06/11/2008 - La course autour du monde et en solitaire sera un terrain d’expression pour les marques sur le thème de l’environnement.
L'environnement a le vent en poupe en matière de communication. Le Vendée Globe, dont la 6e édition s'élancera dimanche 9 novembre des Sables-d'Olonne, en sera une belle illustration. Considéré comme "l'Everest de la course à la voile", ce tour du monde en solitaire et sans assistance est l'événement le plus important de la discipline. Selon TNS Sports, le départ génère un bruit médiatique équivalent à celui du Tour de France. Une formidable caisse de résonance pour les entreprises.
Veolia Environnement ne s'y est pas trompé. Le Vendée Globe est le point culminant de son partenariat signé en 2004 avec Roland Jourdain. Le skipper est l'un des favoris. "La victoire est notre objectif, lance Xavier Carrette, responsable du pôle images de Veolia Environnement. Notre problème est d'expliquer nos métiers, et la voile est un levier de communication important pour nous."
La société, anciennement Générale des eaux, est une marque jeune, et ses différents métiers sont souvent liés à la mer: dessalement, nettoyage des ports et des plages, démantèlement de plates-formes pétrolières, etc. "Nous ne sommes pas dans la voile par hasard, poursuit le dirigeant de Veolia Environnement. Il n'y a pas eu débat. Nous sommes légitimes dans cette discipline. Des études nous confortent dans ce sens."
Pour éviter les aléas sportifs, l'entreprise, dont l'investissement dans le sponsoring s'élève à 6 millions d'euros sur trois ans incluant la construction et l'achat du monocoque de Roland Jourdain, ne centre pas sa communication sur la seule course. Un site détaillant son engagement (www.canyousea.com) est largement mis en avant.
Terrain d'expérimentation
"Toute l'exploitation de notre action passe par là, explique encore Xavier Carette. Ce site n'est pas exclusivement consacré à la course. On y retrouve surtout de nombreux contenus éditoriaux autour de thèmes liés à la mer. Il permet aussi de fédérer nos 320000 collaborateurs répartis dans 67 pays." Le site affiche déjà 300000 visiteurs uniques, alors que le départ du Vendée Globe n'a pas encore été donné.

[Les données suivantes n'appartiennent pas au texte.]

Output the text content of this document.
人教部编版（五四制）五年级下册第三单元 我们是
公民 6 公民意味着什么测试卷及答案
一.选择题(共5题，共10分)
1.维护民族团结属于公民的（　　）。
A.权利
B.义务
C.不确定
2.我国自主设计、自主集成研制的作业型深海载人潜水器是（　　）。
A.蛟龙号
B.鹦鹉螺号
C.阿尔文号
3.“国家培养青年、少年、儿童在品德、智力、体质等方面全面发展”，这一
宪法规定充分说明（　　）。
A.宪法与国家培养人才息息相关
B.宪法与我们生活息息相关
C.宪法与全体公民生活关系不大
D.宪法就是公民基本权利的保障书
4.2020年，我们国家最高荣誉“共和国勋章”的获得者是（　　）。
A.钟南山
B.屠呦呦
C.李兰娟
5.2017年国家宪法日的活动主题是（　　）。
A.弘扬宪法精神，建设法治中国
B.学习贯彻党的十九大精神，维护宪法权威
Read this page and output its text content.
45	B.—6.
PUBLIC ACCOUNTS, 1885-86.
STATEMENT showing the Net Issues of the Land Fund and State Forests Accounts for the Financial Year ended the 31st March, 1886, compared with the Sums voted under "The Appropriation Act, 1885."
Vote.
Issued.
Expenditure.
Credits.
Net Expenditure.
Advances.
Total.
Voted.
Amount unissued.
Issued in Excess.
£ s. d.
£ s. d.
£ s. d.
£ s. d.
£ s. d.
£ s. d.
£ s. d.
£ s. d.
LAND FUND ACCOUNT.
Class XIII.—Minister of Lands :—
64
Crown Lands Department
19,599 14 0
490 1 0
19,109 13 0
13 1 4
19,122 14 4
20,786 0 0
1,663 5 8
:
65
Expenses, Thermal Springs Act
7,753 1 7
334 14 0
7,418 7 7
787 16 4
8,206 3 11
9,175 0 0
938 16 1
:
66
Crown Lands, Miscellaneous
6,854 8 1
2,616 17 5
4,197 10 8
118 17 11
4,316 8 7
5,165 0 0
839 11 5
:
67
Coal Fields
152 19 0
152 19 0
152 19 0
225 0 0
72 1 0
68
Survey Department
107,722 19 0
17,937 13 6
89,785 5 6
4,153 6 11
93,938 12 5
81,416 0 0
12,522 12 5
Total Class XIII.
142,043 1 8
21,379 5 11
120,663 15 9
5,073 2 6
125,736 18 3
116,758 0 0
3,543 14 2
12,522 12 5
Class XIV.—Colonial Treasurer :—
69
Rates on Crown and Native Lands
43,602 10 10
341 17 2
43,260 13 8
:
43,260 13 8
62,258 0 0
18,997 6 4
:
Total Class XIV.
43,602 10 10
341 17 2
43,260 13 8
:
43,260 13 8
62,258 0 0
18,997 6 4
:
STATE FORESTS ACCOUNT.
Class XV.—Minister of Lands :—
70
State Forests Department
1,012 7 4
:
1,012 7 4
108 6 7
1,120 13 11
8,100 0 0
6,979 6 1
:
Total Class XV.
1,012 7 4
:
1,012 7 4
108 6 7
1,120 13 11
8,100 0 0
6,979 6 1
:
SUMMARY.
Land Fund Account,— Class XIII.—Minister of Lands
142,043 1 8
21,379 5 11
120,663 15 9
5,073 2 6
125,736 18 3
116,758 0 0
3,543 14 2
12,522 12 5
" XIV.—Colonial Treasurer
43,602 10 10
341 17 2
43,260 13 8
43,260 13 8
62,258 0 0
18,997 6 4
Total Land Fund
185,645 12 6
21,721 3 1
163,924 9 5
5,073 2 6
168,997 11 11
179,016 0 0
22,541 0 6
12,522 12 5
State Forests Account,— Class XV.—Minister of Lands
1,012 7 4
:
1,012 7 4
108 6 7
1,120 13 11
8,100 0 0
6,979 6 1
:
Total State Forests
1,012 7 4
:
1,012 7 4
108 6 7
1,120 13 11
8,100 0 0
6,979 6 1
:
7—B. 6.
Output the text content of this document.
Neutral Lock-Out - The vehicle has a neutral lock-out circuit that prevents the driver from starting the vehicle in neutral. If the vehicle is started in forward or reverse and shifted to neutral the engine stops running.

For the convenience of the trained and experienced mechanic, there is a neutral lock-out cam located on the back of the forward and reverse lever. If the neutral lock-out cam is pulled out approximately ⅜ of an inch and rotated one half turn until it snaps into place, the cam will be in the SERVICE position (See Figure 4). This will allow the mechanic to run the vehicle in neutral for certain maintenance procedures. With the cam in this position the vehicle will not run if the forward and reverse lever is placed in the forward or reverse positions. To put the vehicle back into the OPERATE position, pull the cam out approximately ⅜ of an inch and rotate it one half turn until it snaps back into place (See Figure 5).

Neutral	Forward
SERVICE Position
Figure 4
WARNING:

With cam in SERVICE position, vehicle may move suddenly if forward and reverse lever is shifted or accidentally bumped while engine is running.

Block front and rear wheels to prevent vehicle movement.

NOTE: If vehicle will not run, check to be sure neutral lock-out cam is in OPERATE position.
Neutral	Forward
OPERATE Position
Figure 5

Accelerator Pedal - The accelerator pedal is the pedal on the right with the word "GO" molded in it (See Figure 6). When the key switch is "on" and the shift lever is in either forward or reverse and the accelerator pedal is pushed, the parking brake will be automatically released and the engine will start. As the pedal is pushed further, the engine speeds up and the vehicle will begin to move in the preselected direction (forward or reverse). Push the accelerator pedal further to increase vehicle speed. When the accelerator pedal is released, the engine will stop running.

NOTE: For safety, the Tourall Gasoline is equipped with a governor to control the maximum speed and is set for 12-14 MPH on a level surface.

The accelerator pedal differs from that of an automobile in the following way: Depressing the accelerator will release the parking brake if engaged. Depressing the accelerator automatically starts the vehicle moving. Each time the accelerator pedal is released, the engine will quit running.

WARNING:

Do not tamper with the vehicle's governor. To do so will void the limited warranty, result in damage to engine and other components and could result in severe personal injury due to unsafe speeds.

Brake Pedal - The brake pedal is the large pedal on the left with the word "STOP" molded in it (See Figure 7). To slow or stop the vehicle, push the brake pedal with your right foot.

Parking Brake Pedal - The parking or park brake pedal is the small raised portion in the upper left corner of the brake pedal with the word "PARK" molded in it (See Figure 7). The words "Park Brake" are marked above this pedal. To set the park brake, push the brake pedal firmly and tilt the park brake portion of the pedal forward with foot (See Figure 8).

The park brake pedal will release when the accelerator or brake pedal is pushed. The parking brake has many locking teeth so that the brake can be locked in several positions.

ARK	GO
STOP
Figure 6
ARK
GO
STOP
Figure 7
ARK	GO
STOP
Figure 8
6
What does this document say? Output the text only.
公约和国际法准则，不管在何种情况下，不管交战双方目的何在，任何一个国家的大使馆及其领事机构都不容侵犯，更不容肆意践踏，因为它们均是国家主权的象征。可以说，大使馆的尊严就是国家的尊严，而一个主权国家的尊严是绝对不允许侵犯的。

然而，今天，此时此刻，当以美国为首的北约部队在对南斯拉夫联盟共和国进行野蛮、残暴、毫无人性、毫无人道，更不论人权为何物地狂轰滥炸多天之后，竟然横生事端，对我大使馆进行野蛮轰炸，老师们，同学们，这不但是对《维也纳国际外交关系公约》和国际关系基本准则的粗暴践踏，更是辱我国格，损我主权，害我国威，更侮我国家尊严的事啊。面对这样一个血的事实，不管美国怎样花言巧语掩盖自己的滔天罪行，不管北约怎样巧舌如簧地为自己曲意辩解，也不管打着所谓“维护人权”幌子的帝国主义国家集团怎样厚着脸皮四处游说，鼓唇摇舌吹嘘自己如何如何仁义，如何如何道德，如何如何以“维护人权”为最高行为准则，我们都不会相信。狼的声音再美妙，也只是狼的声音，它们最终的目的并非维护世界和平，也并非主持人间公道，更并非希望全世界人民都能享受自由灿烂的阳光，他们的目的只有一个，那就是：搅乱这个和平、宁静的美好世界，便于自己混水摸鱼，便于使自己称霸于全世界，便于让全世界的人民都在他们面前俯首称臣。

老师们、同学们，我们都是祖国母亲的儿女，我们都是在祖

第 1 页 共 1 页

Dans un autre registre, Raphaël Dinelli met aussi le cap sur l'environnement. Avec un bateau vieux de douze ans, le skipper a des ambitions sportives modestes. Son Vendée Globe sera avant tout un terrain d'expérimentation pour sa fondation, Océan Vital, soutenue par des collectivités vendéennes.
"L'objectif est de faire connaître notre action, explique Virginie Dinelli, épouse et porte-parole du navigateur. Le Vendée Globe nous permettra de tester et de valider les matériels développés." Le bateau sera équipé d'une éolienne et de cellules photovoltaïques expérimentales grâce aux vents du Cap Horn, le soleil des tropiques ou le froid des mers de l'Antarctique.
Le but pour Raphaël Dinelli est d'arriver à réduire à néant l'apport d'énergie fossile. Mais le skipper n'a pas encore totalement bouclé son budget. Sa démarche citoyenne réclame encore 200000 euros de quelques mécènes.
Les principaux sponsors des skippers sont DCNS (chantiers navals et systèmes de défense), Aviva (assurances), Groupe Bel (fromagerie), Ecover (lessive), Safran (télécommunications), Brit Air (transport aérien), BT (télécommunications), Hugo Boss (mode), Foncia (immobilier), Generali (assurances), Paprec (recyclage de papier), Virbac (produits vétérinaire), PRB (produits du bâtiment), Veolia environnement (distributeur d'eau, propreté, transports), Roxy (mode), Akéna (vérandas).
La sixième édition du Vendée Globe est la deuxième réalisée par le nouveau comité d'organisation, une société d'économie mixte présidée par Philippe de Villiers, président du conseil général de Vendée. L'édition 2008 est dotée d'un budget de 7,3 millions d'euros. La Vendée y contribue pour 2,8 millions et le principal partenaire de l'épreuve, Sodebo, verse 2,65 millions. Les autres recettes proviennent de la ville des Sables-d'Olonne (1 million), d'où sera donné le départ de la course, et de la Chambre de commerce et d'industrie de Vendée, pour 250 000 euros. Les fournisseurs et la vente de produits dérivés apportent 600 000 euros.